慶長年間には高安の子高俊が武士を廃業して松坂に質屋兼酒屋を開き、商人としての三井家が創業された。屋号の「越後屋」は高安の受領名に基づく。高俊の後は嫡男俊次(高次、三郎左衛門)が継いだが、実際の商売は高俊の妻殊宝が取り仕切り、越後屋を発展させた。寛永年間始め頃江戸本町四丁目に小間物店「越後屋」を開き、後に呉服屋となった。この俊次の家は釘抜三井家と呼ばれる。高俊の次男弘重と三男重俊も江戸や松坂で自らの店を開いている。》(ウィキペディア)

七代当主・鯰江(三井)高久

「三井家」の本拠地は、ここにある?

上記の、《「占い屋」の看板》は、岩佐又兵衛の「目くらまし」(トリック)のようである。 もう一つの「六」の暖簾も、「六」の他に「八」があり、これも、「半分、ホント、半分、フィクション」という感じである。として、「八」の暖簾の方は、何やら、「銭屋」の暖簾と関係して、「両替商」の雰囲気なのである。

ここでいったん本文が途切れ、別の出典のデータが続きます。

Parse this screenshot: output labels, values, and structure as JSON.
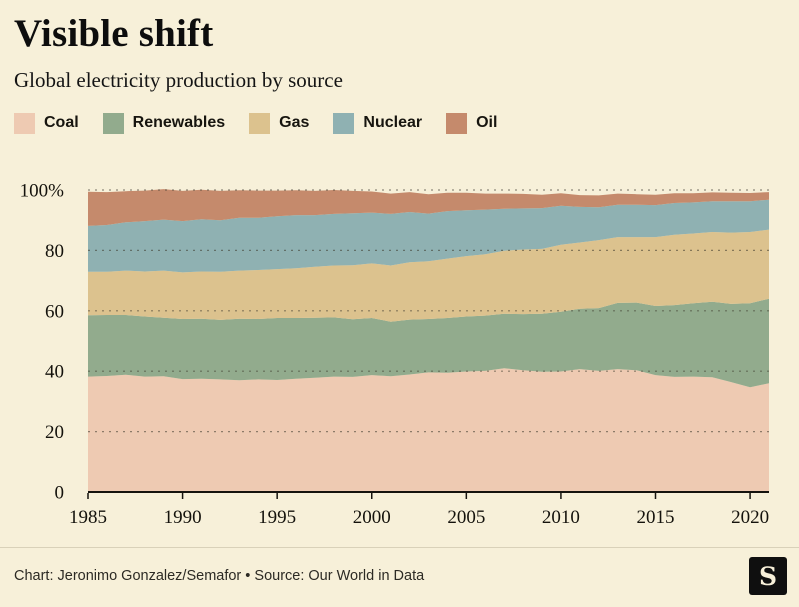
{
  "page": {
    "title": "Visible shift",
    "subtitle": "Global electricity production by source",
    "footer": "Chart: Jeronimo Gonzalez/Semafor • Source: Our World in Data",
    "logo_letter": "S"
  },
  "colors": {
    "background": "#f7f0d9",
    "coal": "#eecab2",
    "renewables": "#92ab8d",
    "gas": "#dcc28e",
    "nuclear": "#8fb1b2",
    "oil": "#c58a6c",
    "axis": "#15130e",
    "grid": "#3d382c"
  },
  "chart_data": {
    "type": "area",
    "stacked": true,
    "unit": "%",
    "title": "Visible shift",
    "subtitle": "Global electricity production by source",
    "grid": "dashed horizontal",
    "legend_position": "top",
    "ylim": [
      0,
      100
    ],
    "x": [
      1985,
      1986,
      1987,
      1988,
      1989,
      1990,
      1991,
      1992,
      1993,
      1994,
      1995,
      1996,
      1997,
      1998,
      1999,
      2000,
      2001,
      2002,
      2003,
      2004,
      2005,
      2006,
      2007,
      2008,
      2009,
      2010,
      2011,
      2012,
      2013,
      2014,
      2015,
      2016,
      2017,
      2018,
      2019,
      2020,
      2021
    ],
    "x_ticks": [
      1985,
      1990,
      1995,
      2000,
      2005,
      2010,
      2015,
      2020
    ],
    "y_ticks": [
      {
        "value": 0,
        "label": "0"
      },
      {
        "value": 20,
        "label": "20"
      },
      {
        "value": 40,
        "label": "40"
      },
      {
        "value": 60,
        "label": "60"
      },
      {
        "value": 80,
        "label": "80"
      },
      {
        "value": 100,
        "label": "100%"
      }
    ],
    "series": [
      {
        "name": "Coal",
        "color": "#eecab2",
        "values": [
          38.2,
          38.4,
          38.8,
          38.2,
          38.3,
          37.4,
          37.5,
          37.3,
          37.0,
          37.3,
          37.1,
          37.5,
          37.8,
          38.2,
          38.1,
          38.7,
          38.3,
          38.9,
          39.6,
          39.5,
          39.9,
          40.1,
          41.0,
          40.3,
          39.8,
          39.9,
          40.7,
          40.1,
          40.7,
          40.3,
          38.7,
          38.1,
          38.2,
          38.0,
          36.4,
          34.7,
          36.0
        ]
      },
      {
        "name": "Renewables",
        "color": "#92ab8d",
        "values": [
          20.3,
          20.2,
          19.8,
          19.9,
          19.4,
          19.9,
          19.9,
          19.7,
          20.4,
          20.0,
          20.5,
          20.1,
          19.9,
          19.6,
          19.1,
          18.9,
          18.1,
          18.2,
          17.7,
          18.1,
          18.2,
          18.3,
          18.0,
          18.6,
          19.2,
          19.8,
          20.0,
          20.8,
          21.9,
          22.4,
          22.9,
          23.8,
          24.3,
          25.0,
          25.9,
          27.8,
          28.0
        ]
      },
      {
        "name": "Gas",
        "color": "#dcc28e",
        "values": [
          14.4,
          14.3,
          14.7,
          14.9,
          15.6,
          15.4,
          15.6,
          15.9,
          15.9,
          16.2,
          16.2,
          16.5,
          16.9,
          17.2,
          17.9,
          18.1,
          18.6,
          19.0,
          19.1,
          19.7,
          20.0,
          20.3,
          20.9,
          21.4,
          21.5,
          22.2,
          21.9,
          22.5,
          21.8,
          21.7,
          22.8,
          23.3,
          23.1,
          23.1,
          23.6,
          23.6,
          22.9
        ]
      },
      {
        "name": "Nuclear",
        "color": "#8fb1b2",
        "values": [
          15.2,
          15.5,
          16.0,
          16.7,
          16.9,
          17.0,
          17.3,
          17.1,
          17.5,
          17.3,
          17.5,
          17.6,
          17.1,
          17.1,
          17.2,
          16.8,
          17.1,
          16.6,
          15.8,
          15.7,
          15.2,
          14.8,
          13.9,
          13.6,
          13.5,
          12.9,
          11.8,
          10.9,
          10.7,
          10.7,
          10.6,
          10.5,
          10.3,
          10.2,
          10.4,
          10.2,
          9.9
        ]
      },
      {
        "name": "Oil",
        "color": "#c58a6c",
        "values": [
          11.3,
          10.9,
          10.3,
          10.1,
          10.1,
          10.0,
          9.8,
          9.7,
          9.1,
          9.0,
          8.5,
          8.2,
          8.0,
          7.9,
          7.4,
          7.0,
          6.7,
          6.6,
          6.4,
          6.1,
          5.8,
          5.3,
          5.0,
          4.8,
          4.4,
          4.1,
          3.9,
          3.9,
          3.7,
          3.5,
          3.4,
          3.2,
          3.0,
          2.9,
          2.8,
          2.7,
          2.5
        ]
      }
    ]
  }
}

とすると、「鯰江(三井)高久」も「両替庶」も手掛けているとすると、当時の「角倉・後藤・茶屋」の豪商の、次の時代の「有力町衆」と深く関わってくるのかも知れない。

この「舟木本」は、「三井記念美術館」あたりが所蔵していると、これこそ、「目くらまし」の「目くらまし」ということになるのかも知れない(独白=戯言)。